Adler-32 Checksum
Compute the Adler-32 checksum used by zlib / PNG.
Overview
The Adler-32 checksum calculator turns any text or byte sequence into a fast 32-bit fingerprint used by zlib, PNG chunks, and other compression formats. Paste a string, get a hex value back instantly — useful when you need to verify a payload survived a copy/paste, a network hop, or a file round-trip.
It is the go-to choice when developers need a quick adler-32 hash online without spinning up a script. Game modders unpacking assets, embedded engineers debugging zlib streams, and anyone reverse-engineering PNG IDAT blocks will find it faster than wiring up zlib.adler32() locally.
How it works
Adler-32, defined in RFC 1950, builds two running sums, A and B, modulo the largest prime under 2^16 (65521). A is the running total of every byte (starting at 1); B is the running total of every intermediate A value. The final checksum is (B << 16) | A. It is not cryptographic — collisions are trivial to construct — but it is roughly an order of magnitude faster than CRC-32 and detects most random transmission errors.
Examples
Input: "Wikipedia"
Output: 0x11E60398
Input: "" (empty string)
Output: 0x00000001
Input: "abc"
Output: 0x024D0127
Input: "The quick brown fox jumps over the lazy dog"
Output: 0x5BDC0FDA
FAQ
Is Adler-32 secure?
No. It is an error-detection checksum, not a cryptographic hash. Two different inputs can be crafted to share the same Adler-32 in seconds, so never use it for integrity verification against an adversary.

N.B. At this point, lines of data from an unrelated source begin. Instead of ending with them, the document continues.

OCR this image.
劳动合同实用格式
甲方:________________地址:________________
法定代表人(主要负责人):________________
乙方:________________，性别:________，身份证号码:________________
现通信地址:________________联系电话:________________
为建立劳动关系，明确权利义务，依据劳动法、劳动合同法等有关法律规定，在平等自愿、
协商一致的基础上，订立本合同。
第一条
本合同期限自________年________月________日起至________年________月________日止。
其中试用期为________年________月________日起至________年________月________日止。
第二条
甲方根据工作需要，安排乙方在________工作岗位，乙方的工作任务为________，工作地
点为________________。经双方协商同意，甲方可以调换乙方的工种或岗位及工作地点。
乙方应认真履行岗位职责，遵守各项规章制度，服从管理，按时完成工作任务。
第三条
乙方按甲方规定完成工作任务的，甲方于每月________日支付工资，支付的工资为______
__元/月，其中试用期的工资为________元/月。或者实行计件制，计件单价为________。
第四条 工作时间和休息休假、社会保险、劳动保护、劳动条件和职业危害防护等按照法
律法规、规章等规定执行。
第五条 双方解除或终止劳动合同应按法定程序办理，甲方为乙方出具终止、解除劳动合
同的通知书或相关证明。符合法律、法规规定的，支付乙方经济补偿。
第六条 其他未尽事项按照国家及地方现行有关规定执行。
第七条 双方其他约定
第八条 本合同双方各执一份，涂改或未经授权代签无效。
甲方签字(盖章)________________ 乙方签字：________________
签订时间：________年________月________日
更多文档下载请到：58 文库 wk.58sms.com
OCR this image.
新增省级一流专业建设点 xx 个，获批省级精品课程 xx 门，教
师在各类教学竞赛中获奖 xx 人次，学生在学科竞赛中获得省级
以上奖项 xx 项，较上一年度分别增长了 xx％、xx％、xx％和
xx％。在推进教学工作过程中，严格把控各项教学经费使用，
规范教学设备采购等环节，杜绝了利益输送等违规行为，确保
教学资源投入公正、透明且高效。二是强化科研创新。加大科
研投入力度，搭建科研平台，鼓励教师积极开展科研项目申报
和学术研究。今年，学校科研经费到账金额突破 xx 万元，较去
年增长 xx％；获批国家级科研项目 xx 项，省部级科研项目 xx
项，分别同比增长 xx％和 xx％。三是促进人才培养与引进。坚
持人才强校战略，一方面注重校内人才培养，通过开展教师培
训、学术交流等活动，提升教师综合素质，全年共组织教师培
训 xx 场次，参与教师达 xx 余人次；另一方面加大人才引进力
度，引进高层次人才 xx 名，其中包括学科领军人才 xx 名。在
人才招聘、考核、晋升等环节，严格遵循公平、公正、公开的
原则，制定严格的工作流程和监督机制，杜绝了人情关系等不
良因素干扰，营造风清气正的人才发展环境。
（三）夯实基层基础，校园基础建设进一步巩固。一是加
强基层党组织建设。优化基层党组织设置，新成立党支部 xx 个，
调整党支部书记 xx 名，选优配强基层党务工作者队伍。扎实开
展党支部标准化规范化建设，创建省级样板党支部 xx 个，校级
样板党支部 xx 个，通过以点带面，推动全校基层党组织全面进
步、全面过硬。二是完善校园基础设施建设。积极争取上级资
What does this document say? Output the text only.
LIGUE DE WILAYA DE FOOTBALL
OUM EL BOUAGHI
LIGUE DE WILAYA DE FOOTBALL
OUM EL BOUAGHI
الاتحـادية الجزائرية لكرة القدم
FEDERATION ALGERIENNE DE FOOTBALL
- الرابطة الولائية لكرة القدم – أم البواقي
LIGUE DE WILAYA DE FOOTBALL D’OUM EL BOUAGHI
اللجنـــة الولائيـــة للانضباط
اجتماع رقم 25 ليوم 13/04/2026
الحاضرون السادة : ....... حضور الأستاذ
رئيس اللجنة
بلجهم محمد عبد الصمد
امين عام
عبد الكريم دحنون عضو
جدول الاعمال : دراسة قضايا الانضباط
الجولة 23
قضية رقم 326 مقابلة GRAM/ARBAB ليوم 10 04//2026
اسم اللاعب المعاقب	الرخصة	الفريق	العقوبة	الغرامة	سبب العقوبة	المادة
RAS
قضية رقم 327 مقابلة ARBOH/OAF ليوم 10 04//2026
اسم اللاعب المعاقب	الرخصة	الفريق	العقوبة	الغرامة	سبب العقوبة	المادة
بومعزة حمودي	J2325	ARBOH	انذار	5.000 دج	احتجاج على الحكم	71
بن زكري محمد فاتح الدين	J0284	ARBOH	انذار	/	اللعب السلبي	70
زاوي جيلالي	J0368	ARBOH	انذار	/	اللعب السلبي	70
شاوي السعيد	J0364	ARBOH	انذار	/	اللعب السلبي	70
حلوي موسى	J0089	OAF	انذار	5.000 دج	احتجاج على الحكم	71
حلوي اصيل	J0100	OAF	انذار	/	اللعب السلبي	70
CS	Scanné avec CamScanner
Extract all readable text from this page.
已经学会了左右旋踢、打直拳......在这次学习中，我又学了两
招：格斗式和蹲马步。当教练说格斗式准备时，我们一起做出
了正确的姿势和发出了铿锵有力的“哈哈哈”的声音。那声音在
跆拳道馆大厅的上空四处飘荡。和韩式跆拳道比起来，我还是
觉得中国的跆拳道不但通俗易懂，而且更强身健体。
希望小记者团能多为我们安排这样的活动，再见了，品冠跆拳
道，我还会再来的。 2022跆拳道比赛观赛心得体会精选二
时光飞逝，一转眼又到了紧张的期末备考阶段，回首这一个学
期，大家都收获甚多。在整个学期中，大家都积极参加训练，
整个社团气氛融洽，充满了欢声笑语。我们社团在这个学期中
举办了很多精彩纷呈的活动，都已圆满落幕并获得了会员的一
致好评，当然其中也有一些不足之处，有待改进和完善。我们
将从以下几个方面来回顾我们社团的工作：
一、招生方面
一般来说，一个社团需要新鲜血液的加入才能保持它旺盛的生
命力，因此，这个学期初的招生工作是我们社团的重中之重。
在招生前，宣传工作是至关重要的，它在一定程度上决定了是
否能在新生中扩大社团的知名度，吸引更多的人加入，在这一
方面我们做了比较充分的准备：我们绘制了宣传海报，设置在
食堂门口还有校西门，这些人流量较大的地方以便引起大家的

When should I pick Adler-32 over CRC-32?
When raw speed matters more than detection power. zlib uses Adler-32 because it is computed many times per second during streaming compression. For file integrity over noisy channels, CRC-32 catches more burst errors.
Why does the empty string give 1?
The algorithm starts A at 1 by design, so an empty input simply returns the initial state.
Can I checksum binary data, not just text?
Yes. Internally the input is treated as raw bytes. If you paste UTF-8 text, the bytes of that encoding are summed; for binary files, hex or base64 input works the same way.